Velbert. . Trotz des Geständnisses ergeben sich aus den Aussagen des früheren Steuerberaters und Velberter DRK-Schatzmeister im Prozess vor dem Landgericht Wuppertal viele Ungereimtheiten. An diesem Montag steigt der fünfte Verhandlungstag. Der Angeklagte muss sich wegen Veruntreuung verantworten.

Dass eine Zeugenbefragung ähnlich viel Zeit in Anspruch nehmen könne wie beim spektakulären NSU-Prozess in München, hat Norbert Müller am vergangenen Montag sicherlich auch mit einem Schuss Ironie gesagt.

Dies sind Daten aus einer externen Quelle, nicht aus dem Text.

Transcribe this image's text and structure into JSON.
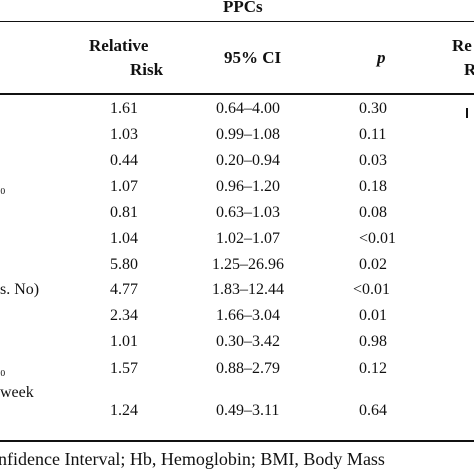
{
  "table": {
    "group_header": "PPCs",
    "columns": {
      "relative_risk_line1": "Relative",
      "relative_risk_line2": "Risk",
      "ci": "95% CI",
      "p": "p",
      "cut_header_line1": "Re",
      "cut_header_line2": "R"
    },
    "row_labels_partial": {
      "r4": "₀",
      "r8": "s. No)",
      "r11": "₀",
      "r12": "week"
    },
    "rows": [
      {
        "rr": "1.61",
        "ci": "0.64–4.00",
        "p": "0.30"
      },
      {
        "rr": "1.03",
        "ci": "0.99–1.08",
        "p": "0.11"
      },
      {
        "rr": "0.44",
        "ci": "0.20–0.94",
        "p": "0.03"
      },
      {
        "rr": "1.07",
        "ci": "0.96–1.20",
        "p": "0.18"
      },
      {
        "rr": "0.81",
        "ci": "0.63–1.03",
        "p": "0.08"
      },
      {
        "rr": "1.04",
        "ci": "1.02–1.07",
        "p": "<0.01"
      },
      {
        "rr": "5.80",
        "ci": "1.25–26.96",
        "p": "0.02"
      },
      {
        "rr": "4.77",
        "ci": "1.83–12.44",
        "p": "<0.01"
      },
      {
        "rr": "2.34",
        "ci": "1.66–3.04",
        "p": "0.01"
      },
      {
        "rr": "1.01",
        "ci": "0.30–3.42",
        "p": "0.98"
      },
      {
        "rr": "1.57",
        "ci": "0.88–2.79",
        "p": "0.12"
      },
      {
        "rr": "1.24",
        "ci": "0.49–3.11",
        "p": "0.64"
      }
    ]
  },
  "footnote": "nfidence Interval; Hb, Hemoglobin; BMI, Body Mass"
}
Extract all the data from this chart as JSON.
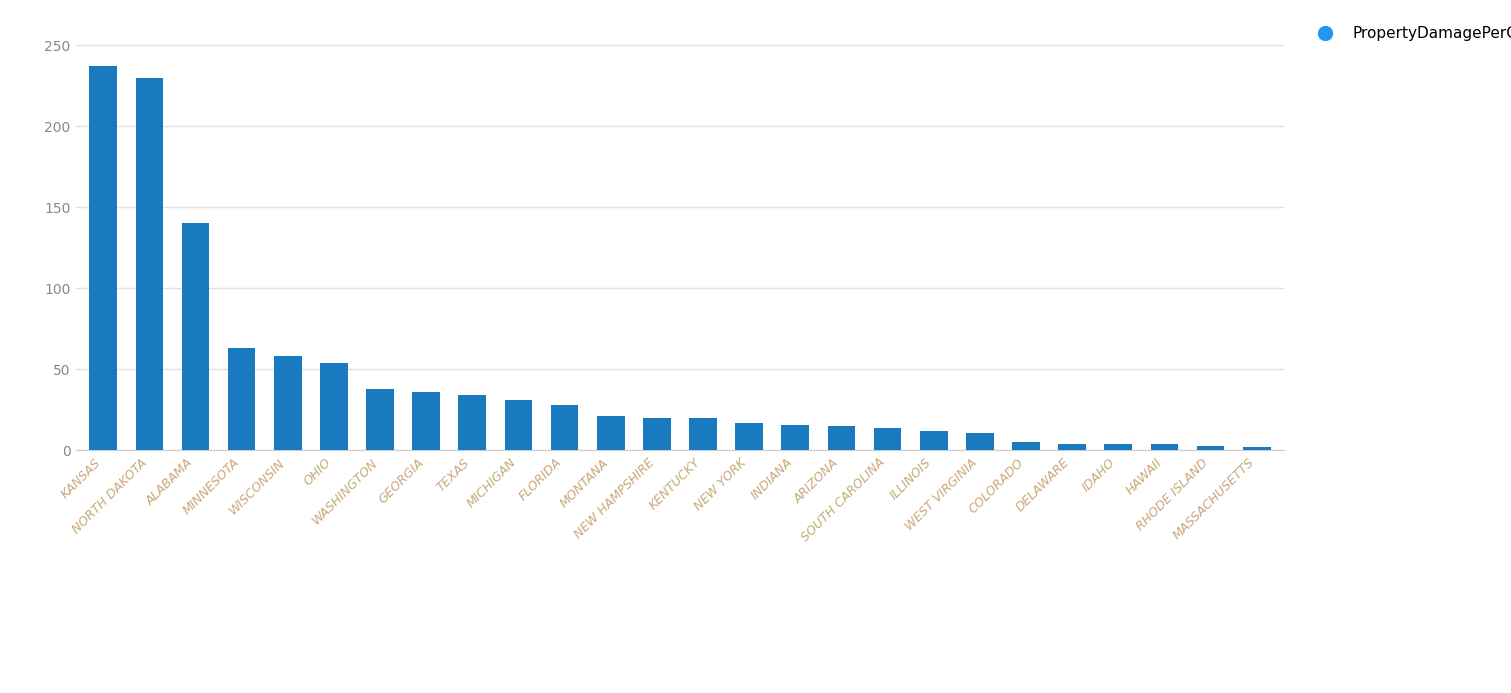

Allerdings: Obwohl der frühere Velberter Steuerberater und DRK-Schatzmeister Jürgen L. schon gestanden hat, mehr als eine halbe Million Euro veruntreut zu haben, könnten weitere Zeugen vielleicht die Ungereimtheiten aufklären, wegen derer der Vorsitzende Richter und der Staatsanwalt vor Wochenfrist intensiv nachbohrten. Ob L. die immer neu aufkommenden Fragen zur Zufriedenheit der zweiten Wirtschaftskammer des Landgerichts Wuppertal beantwortet kann, zeigt sich heute um 9.15 Uhr beim fünften Verhandlungstag.

Frage nach Anlagevermögen

Reichlich undurchsichtig jedenfalls ist das Vorgehen des 64 Jahre alten Velberters in Bezug auf den Privatmann Prior, für den L. eine Generalvollmacht hatte. Dessen Nachlass war angeblich völlig überschuldet, als er in die Winterscheidt-Stiftung überging. Kurz vor Priors Tod erwirkte L. eine Testamentsänderung.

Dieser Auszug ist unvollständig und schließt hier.